你越是解释,他越是觉得你心虚。
你必须用一种他能理解,并且会为之恐惧的方式,来和他对话。
李卫东的内心,一片澄澈。
他知道,是时候了。
他没有再开口,只是默默地将自己随身带来的那个旧帆布包,放在了王科长那张一尘不染的红木办公桌上。
王科长的眉头皱得更深了,眼神里的厌恶几乎要溢出来。
这是干什么?想送礼?
就凭这么个破包,能拿出什么好东西?
他甚至懒得去看来,准备直接开口叫保安。
然而,下一秒。
李卫东不急不缓地拉开帆布包的拉链。
他没有拿出钱,也没有拿出票。
他从里面,取出了一瓶酒。
一瓶没有任何商业包装,只用简单白色标签的茅台酒。
王科长的嘴角,已经撇出了一丝不屑的冷笑。
一瓶酒就想收买我?
可当他的目光,落在酒瓶标签上那几个手写的小字,以及那个鲜红的、代表着特殊含义的印章标记时……
他脸上的冷笑,瞬间凝固了!
仿佛被一只无形的大手,扼住了喉咙!
他那双半眯着的眼睛,骤然撑大!眼球因为充血而布满了血丝!
那是一种普通人根本不可能见到的标记!
那是只有在特定场合,由特定的人,发放到特定级别干部手中的……
特供!
王科长脑子里“嗡”的一声,一片空白!
他那靠在椅背上,肥硕的身躯猛地弹了起来,动作之快,完全不像一个养尊处优的中年人!
椅子因为他过猛的动作,向后滑出老远,发出一声刺耳的摩擦声。
李卫东根本没看他那滑稽的反应。
他只是将那瓶酒,轻轻地放在了桌面上。
瓶底与桌面接触,发出一声清脆的“咚”。
声音不大。
却像一记重锤,狠狠砸在王科长的心脏上!
“王科长。”
李卫东的声音,依旧平静,却带着一种令人无法抗拒的威严。
“初次见面。”
“这是我私人的一点‘见面礼’,不成敬意。
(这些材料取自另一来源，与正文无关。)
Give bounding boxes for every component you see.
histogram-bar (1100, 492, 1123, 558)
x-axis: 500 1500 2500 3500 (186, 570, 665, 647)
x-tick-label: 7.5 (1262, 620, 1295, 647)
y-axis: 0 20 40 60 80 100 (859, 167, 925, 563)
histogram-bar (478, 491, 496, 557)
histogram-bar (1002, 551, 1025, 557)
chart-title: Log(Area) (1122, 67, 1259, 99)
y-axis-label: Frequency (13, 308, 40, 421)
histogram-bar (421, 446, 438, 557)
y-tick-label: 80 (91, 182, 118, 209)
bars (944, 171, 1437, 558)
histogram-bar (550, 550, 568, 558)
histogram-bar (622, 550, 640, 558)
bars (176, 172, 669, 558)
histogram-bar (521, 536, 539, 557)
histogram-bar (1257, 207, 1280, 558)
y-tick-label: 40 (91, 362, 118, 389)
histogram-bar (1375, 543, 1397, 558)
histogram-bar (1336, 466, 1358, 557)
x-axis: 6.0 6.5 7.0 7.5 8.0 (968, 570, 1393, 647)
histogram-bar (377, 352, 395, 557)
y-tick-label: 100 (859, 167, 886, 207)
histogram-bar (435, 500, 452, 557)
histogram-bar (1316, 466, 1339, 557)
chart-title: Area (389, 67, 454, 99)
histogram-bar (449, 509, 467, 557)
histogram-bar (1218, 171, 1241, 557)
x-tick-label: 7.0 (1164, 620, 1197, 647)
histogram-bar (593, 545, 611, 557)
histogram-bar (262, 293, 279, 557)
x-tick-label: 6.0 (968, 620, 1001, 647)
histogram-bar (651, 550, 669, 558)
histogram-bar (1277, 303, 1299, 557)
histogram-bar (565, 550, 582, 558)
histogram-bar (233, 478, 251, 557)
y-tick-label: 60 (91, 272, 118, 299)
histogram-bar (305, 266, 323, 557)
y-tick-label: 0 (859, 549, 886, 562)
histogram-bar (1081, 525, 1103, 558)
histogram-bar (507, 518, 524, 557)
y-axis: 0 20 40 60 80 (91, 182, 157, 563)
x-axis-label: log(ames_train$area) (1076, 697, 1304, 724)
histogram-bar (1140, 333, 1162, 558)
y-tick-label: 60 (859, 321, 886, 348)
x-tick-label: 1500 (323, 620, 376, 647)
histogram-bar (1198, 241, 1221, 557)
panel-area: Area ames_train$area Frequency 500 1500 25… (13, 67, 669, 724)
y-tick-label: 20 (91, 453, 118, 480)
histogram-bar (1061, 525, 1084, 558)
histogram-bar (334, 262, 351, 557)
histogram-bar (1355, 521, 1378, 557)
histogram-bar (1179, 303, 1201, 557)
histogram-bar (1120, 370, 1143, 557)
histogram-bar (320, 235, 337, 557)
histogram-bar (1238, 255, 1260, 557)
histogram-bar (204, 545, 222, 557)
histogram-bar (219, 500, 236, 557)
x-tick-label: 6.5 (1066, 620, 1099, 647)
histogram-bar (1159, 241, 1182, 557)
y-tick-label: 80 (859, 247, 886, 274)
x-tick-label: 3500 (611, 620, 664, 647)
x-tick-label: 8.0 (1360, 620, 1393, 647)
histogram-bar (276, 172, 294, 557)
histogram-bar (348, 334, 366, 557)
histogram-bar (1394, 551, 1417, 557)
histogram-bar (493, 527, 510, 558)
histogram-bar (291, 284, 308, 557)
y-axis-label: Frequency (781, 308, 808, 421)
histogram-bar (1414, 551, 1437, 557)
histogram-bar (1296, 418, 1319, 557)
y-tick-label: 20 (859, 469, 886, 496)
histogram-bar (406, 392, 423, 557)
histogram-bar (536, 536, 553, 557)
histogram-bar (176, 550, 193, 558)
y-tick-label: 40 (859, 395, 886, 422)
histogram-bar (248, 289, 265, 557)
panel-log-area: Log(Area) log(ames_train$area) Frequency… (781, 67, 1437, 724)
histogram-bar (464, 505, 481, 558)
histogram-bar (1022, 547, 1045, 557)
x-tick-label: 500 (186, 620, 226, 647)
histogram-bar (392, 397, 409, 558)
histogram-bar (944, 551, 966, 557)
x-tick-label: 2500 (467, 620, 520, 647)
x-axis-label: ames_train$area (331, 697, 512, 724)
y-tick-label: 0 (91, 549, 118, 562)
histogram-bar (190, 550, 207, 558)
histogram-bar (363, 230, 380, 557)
”
“希望我们,合作愉快!”
那份轻描淡写的姿态,那份将通天之物视作寻常的淡然,彻底击溃了王科长最后一道心理防线!
他那张油光满面的脸上,傲慢、轻蔑、不屑……所有情绪在瞬间褪得一干二净!取而代之的,是深入骨髓的恐惧!是卑微到尘埃里的谄媚!
能拿到这种东西的人……
能把这种东西当成“见面礼”随手送出来的人……
他的后台,得硬到什么程度?
那绝对不是他一个小小的科长,甚至不是他背后的厂长能够想象的通天人物!
自己刚才……竟然在呵斥这样一尊大神?
冷汗,瞬间浸透了王科长的后背。他的双腿一软,几乎要站立不稳。
“哎呀!”
一声变了调的尖叫,从王科长喉咙里挤了出来。
“李……李卫东同志!哎呀!您看我这……我这真是大水冲了龙王庙,一家人不认识一家人啊!”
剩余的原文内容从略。